Kiedy prowadzisz walkę z wrogiem znacznie większym niż ty i otrzymujesz wsparcie od przyjaciół, o których nawet nie wiedziałeś, to najlepsze uczucie na świecie – tak w gejowskim barze przemawia jeden ze strajkujących górników. Jesteśmy w Anglii, w latach 80.
W 1984 roku angielscy górnicy (głównie walijscy) przez niemal rok bronili swoich miejsc pracy – nierentownych kopalń. Miłościwie panująca Margaret Thatcher była nieugięta i bezwzględna wobec strajkujących, na których nasyłała policję, odcinała im prąd, jej specjaliści oczerniali górników w mediach.
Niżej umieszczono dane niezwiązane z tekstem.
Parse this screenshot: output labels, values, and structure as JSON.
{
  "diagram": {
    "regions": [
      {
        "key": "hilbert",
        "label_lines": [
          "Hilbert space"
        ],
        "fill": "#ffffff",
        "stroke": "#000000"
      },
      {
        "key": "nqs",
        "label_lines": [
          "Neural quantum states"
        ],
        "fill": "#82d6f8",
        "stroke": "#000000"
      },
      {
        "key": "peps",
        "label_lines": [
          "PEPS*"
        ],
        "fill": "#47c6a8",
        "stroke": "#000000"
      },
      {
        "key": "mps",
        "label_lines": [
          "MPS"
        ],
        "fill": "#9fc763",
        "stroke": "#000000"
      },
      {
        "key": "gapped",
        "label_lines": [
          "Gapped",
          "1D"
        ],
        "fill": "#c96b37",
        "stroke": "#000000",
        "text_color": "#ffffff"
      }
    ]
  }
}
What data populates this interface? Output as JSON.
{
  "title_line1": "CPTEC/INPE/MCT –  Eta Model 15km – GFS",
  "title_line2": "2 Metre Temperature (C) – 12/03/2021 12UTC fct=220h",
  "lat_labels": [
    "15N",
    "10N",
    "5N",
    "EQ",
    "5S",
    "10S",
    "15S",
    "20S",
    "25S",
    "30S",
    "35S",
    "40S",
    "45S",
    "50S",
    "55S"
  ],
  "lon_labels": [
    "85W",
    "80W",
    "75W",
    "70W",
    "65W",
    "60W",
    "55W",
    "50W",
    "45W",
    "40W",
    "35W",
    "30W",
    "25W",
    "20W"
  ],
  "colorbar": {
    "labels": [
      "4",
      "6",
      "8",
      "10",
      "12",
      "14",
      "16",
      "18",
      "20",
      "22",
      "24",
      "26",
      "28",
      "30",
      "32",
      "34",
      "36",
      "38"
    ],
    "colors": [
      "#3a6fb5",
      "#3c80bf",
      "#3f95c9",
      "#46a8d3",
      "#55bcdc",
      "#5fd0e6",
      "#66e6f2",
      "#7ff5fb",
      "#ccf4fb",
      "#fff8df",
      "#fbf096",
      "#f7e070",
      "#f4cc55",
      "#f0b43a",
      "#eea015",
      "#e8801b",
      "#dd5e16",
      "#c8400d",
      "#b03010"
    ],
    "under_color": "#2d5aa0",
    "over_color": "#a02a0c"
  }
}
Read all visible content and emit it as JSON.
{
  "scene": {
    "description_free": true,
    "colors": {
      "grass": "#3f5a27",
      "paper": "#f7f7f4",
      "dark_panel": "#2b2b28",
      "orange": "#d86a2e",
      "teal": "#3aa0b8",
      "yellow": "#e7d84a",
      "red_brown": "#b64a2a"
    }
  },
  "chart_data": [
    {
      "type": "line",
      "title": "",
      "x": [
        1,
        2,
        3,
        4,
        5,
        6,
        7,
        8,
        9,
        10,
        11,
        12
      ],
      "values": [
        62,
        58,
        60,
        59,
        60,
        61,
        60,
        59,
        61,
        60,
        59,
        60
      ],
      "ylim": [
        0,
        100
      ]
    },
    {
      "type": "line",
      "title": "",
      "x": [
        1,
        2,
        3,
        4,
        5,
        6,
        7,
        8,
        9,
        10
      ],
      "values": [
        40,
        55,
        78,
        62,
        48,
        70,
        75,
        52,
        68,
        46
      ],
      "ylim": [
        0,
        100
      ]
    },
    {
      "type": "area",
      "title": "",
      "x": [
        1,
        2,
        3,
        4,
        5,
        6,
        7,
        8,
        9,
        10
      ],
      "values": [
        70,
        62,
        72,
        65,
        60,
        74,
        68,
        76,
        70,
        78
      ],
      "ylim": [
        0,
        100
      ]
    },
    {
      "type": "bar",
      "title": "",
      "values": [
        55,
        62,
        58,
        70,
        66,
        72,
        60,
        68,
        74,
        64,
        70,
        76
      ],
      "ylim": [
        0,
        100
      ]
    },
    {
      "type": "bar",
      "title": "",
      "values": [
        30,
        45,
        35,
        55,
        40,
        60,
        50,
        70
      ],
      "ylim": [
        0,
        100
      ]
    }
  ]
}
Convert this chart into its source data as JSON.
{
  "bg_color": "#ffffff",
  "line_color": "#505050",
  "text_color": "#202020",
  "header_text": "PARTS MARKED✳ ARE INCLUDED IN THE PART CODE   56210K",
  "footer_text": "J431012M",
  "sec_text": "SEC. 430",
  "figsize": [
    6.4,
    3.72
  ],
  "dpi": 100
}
To nie był zwykły strajk. To był Wielki strajk, który na długie lata spolaryzował angielskie społeczeństwo.
W tym samym czasie, w stolicy Anglii o swoje prawa upominały się środowiska LGTB. Im policja też nie dawała spokoju, zatrzymywała bez powodu, trzepała, biła, poniżała. Kiedy trochę im odpuściła, przedstawiciele ruchu wiedzieli, że tylko dlatego, że nęka w tym czasie kogo innego – górników.
Nie rozumiem jak można walczyć o swoje prawa, a zapominać o prawach innych – mówi do swoich kompanów lider środowiska gejów i lesbijek. I zaczyna kwestować na rzecz pomocy górnikom. Tak zaczyna się niesamowita historia opowiadająca o zjednoczeniu ponad podziałami.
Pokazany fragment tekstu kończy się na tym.